Je me reproche un peu de m'être moquée de ma voisine . Laquelle a terriblement souffert dans son enfance ; si bien que je peux tout à fait comprendre une raison pour laquelle elle n'est plus jamais retournée voir Maria , parce que leur dispute a du lui rappeler cette très grave blessure d'autrefois . Or , se moquer de quelqu'un ( mais , Dieu merci , elle ne lit pas ce blog ) , ça crée de la souffrance pour la personne . Mais , tout de même , rigoler ça m'a fait du bien ...
Outre que , cette voisine aussi m'a offert le thé chez elle , elle m'a souvent donné des boutures et des graines ... Hélas ... La pauvre , elle est restée ( probablement à cause de cette blessure d'enfance ) un peu affectée , manque de spontanéité et de naturel - et le naturel , la spontanéité , sont des choses que j'apprécie tellement , moi aussi - , tout comme le faisait la grand-mère de Proust , vous vous souvenez ?
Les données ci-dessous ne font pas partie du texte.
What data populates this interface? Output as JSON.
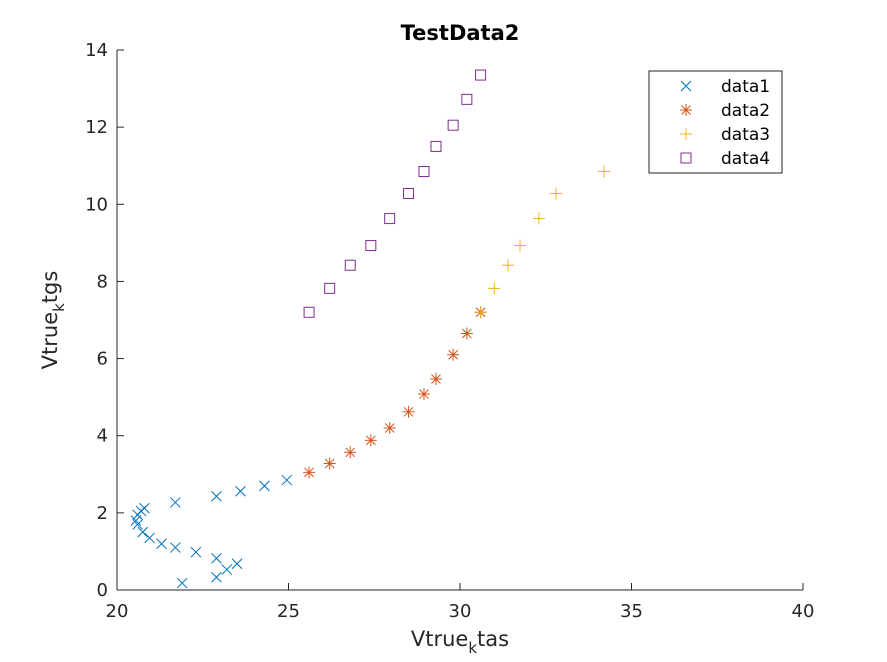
{
  "chart_data": {
    "type": "scatter",
    "title": "TestData2",
    "xlabel_parts": [
      "Vtrue",
      "k",
      "tas"
    ],
    "ylabel_parts": [
      "Vtrue",
      "k",
      "tgs"
    ],
    "xlim": [
      20,
      40
    ],
    "ylim": [
      0,
      14
    ],
    "xticks": [
      20,
      25,
      30,
      35,
      40
    ],
    "yticks": [
      0,
      2,
      4,
      6,
      8,
      10,
      12,
      14
    ],
    "grid": false,
    "legend": "top-right",
    "series": [
      {
        "name": "data1",
        "marker": "x",
        "color": "#0072BD",
        "x": [
          21.9,
          22.9,
          23.2,
          23.5,
          22.9,
          22.3,
          21.7,
          21.3,
          20.95,
          20.75,
          20.6,
          20.55,
          20.6,
          20.7,
          20.8,
          21.7,
          22.9,
          23.6,
          24.3,
          24.95
        ],
        "y": [
          0.18,
          0.33,
          0.53,
          0.68,
          0.82,
          0.98,
          1.1,
          1.2,
          1.35,
          1.5,
          1.7,
          1.8,
          1.95,
          2.05,
          2.12,
          2.27,
          2.43,
          2.56,
          2.7,
          2.85
        ]
      },
      {
        "name": "data2",
        "marker": "asterisk",
        "color": "#D95319",
        "x": [
          25.6,
          26.2,
          26.8,
          27.4,
          27.95,
          28.5,
          28.95,
          29.3,
          29.8,
          30.2,
          30.6
        ],
        "y": [
          3.05,
          3.28,
          3.57,
          3.88,
          4.2,
          4.62,
          5.08,
          5.47,
          6.1,
          6.65,
          7.2
        ]
      },
      {
        "name": "data3",
        "marker": "plus",
        "color": "#EDB120",
        "x": [
          30.6,
          31.0,
          31.4,
          31.75,
          32.3,
          32.8,
          34.2
        ],
        "y": [
          7.2,
          7.82,
          8.42,
          8.93,
          9.63,
          10.28,
          10.85
        ]
      },
      {
        "name": "data4",
        "marker": "square",
        "color": "#7E2F8E",
        "x": [
          25.6,
          26.2,
          26.8,
          27.4,
          27.95,
          28.5,
          28.95,
          29.3,
          29.8,
          30.2,
          30.6
        ],
        "y": [
          7.2,
          7.82,
          8.42,
          8.93,
          9.63,
          10.28,
          10.85,
          11.5,
          12.05,
          12.72,
          13.35
        ]
      }
    ]
  }
}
" Mais ma grand'mère , elle , par tous les temps , même quand la pluie faisait rage et que Françoise avait précipitamment rentré les précieux fauteuils d'osier de peur qu'ils ne fussent mouillés , on la voyait dans le jardin vide et fouetté par l'averse , relevant ses mèches désordonnées et grises pour que son front s'imbibât mieux de la salubrité du vent et de la pluie . Elle disait : " enfin , on respire ! " et parcourait les allées détrempées - trop symétriquement alignées à son gré par le nouveau jardinier dépourvu du sentiment de la nature et auquel mon père avait demandé depuis le matin si le temps s'arrangerait - de son petit pas enthousiaste et saccadé , réglé sur les mouvements divers qu'excitaient dans son âme l'ivresse de l'orage , la puissance de l'hygiène , la stupidité de mon éducation et la symétrie des jardins , plutôt que sur le désir , inconnu d'elle , d'éviter à sa jupe prune les taches de boue sous lesquelles elle disparaissait jusqu'à une hauteur qui était toujours pour sa femme de chambre un désespoir et un problème . "
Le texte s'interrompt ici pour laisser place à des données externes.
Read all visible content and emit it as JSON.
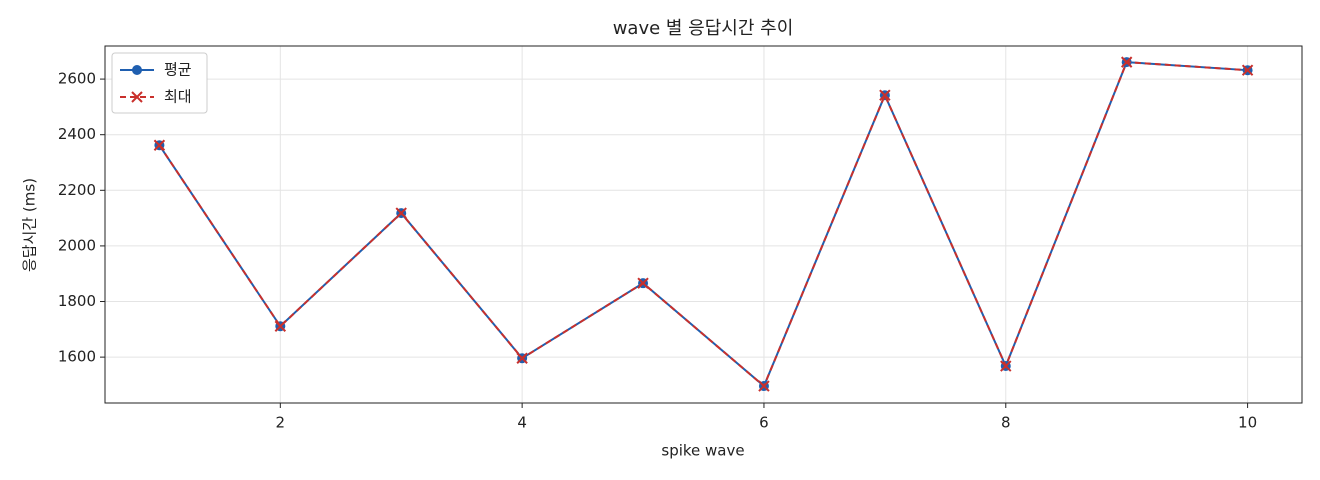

( Je me rends compte que ça n'est pas la bonne citation , puisqu'elle ne concerne que le naturel dans les jardins . Ca doit se trouver au début des jeunes filles en fleur , quand la grand-mère offre à Saint-Loup un volume de Proudhon ; ce matin , je n'ai pas le temps de rechercher la bonne citation , vous devrez me croire sur parole ! D'ailleurs , mon jardin , lui , trop soumis à l'esthétique , manquerait beaucoup trop de naturel si les mauvaises herbes n'y remédiaient charitablement !!!! )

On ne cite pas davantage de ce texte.